Das gleiche Spiel haben die Grafiker dann auch noch mit meinem Lieblingsketchup gemacht: Da ist immerhin die Hälfte der Flasche tomatenmark-rot, aber die weiße Zuckerschicht macht stolze 22,8 Prozent der Gesamtmenge aus, der Rest ist Essig.

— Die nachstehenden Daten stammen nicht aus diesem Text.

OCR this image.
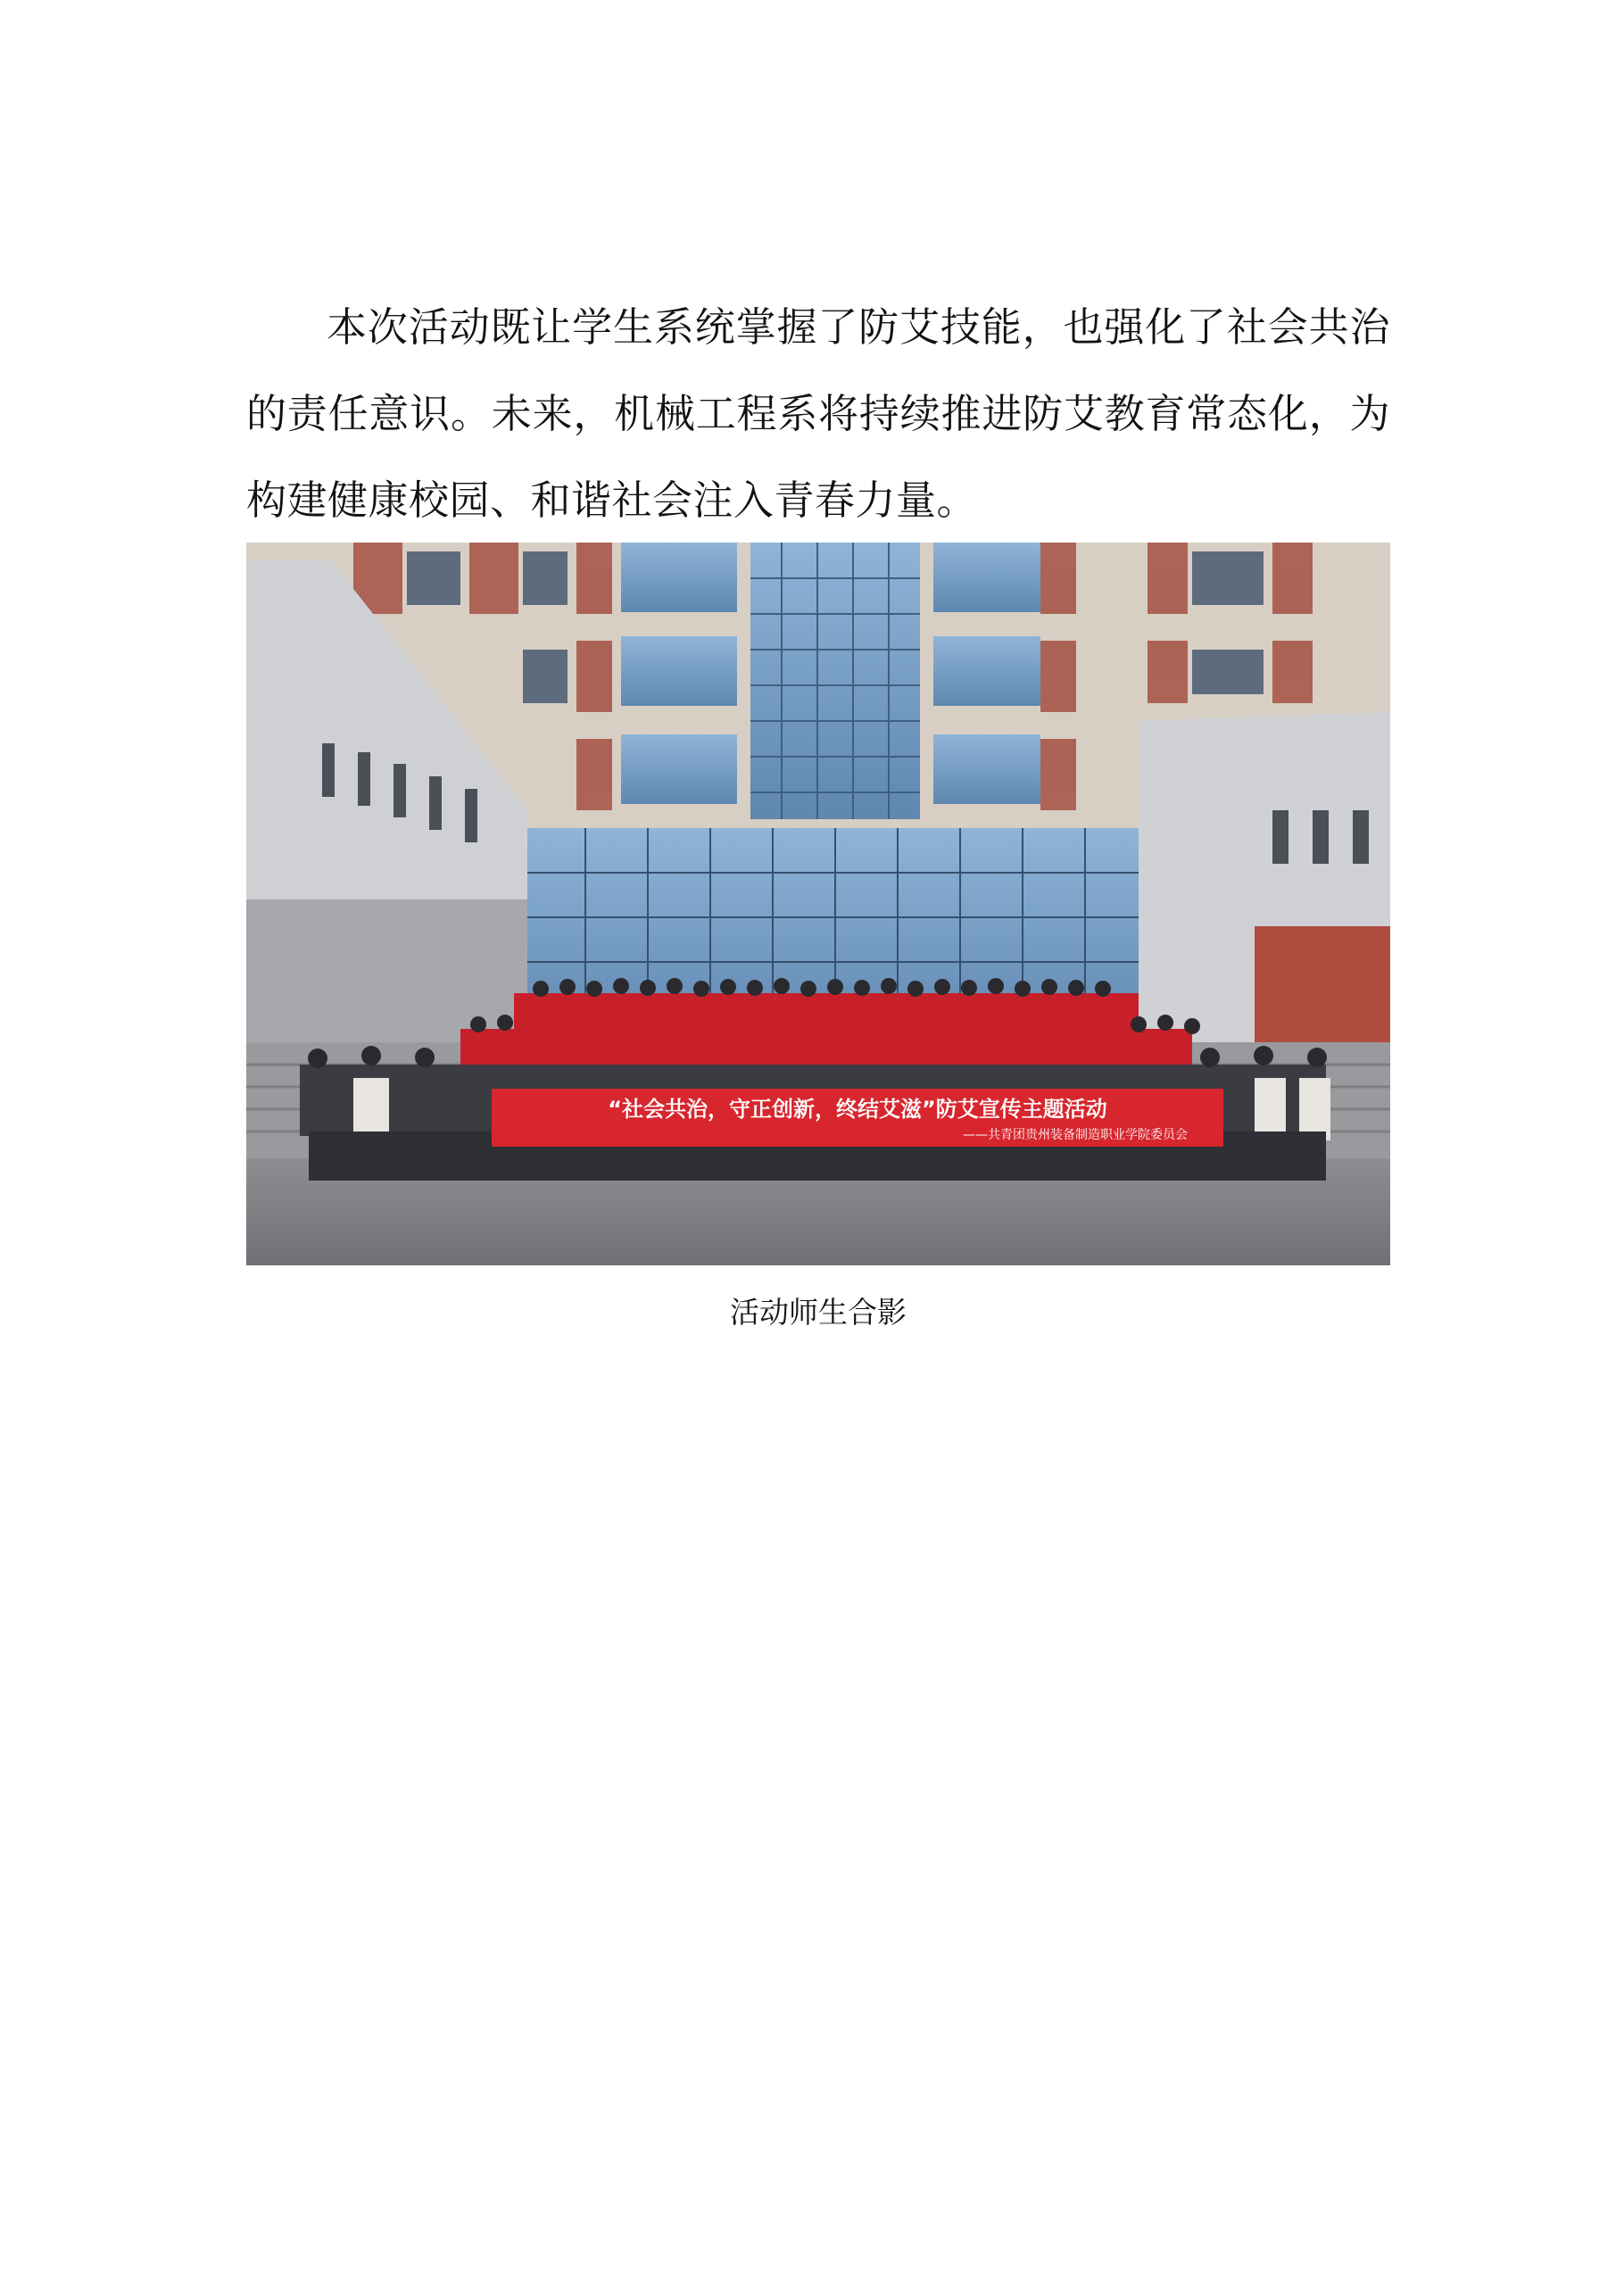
本次活动既让学生系统掌握了防艾技能，也强化了社会共治的责任意识。未来，机械工程系将持续推进防艾教育常态化，为构建健康校园、和谐社会注入青春力量。

“社会共治，守正创新，终结艾滋”防艾宣传主题活动
——共青团贵州装备制造职业学院委员会
活动师生合影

Was essen wir da eigentlich?
Klar: Wir alle können herausfinden, aus was verarbeitete Lebensmittel bestehen, steht alles drauf -vorausgesetzt die Beleuchtung im Supermarkt ist so gut, dass wir die winzig gedruckten Zutatenlisten lesen können oder die Einkaufswagen haben dafür dankenswerterweise eine Lupe angebaut. Aber das Verhältnis von namens- und geschmacksgebenden Zutaten zu billigen Füllstoffen so vor Augen geführt zu bekommen, hat dann selbst mich beeindruckt, obwohl ich mich seit Jahren mit Lebensmitteln und ihren Rezepturen befasse.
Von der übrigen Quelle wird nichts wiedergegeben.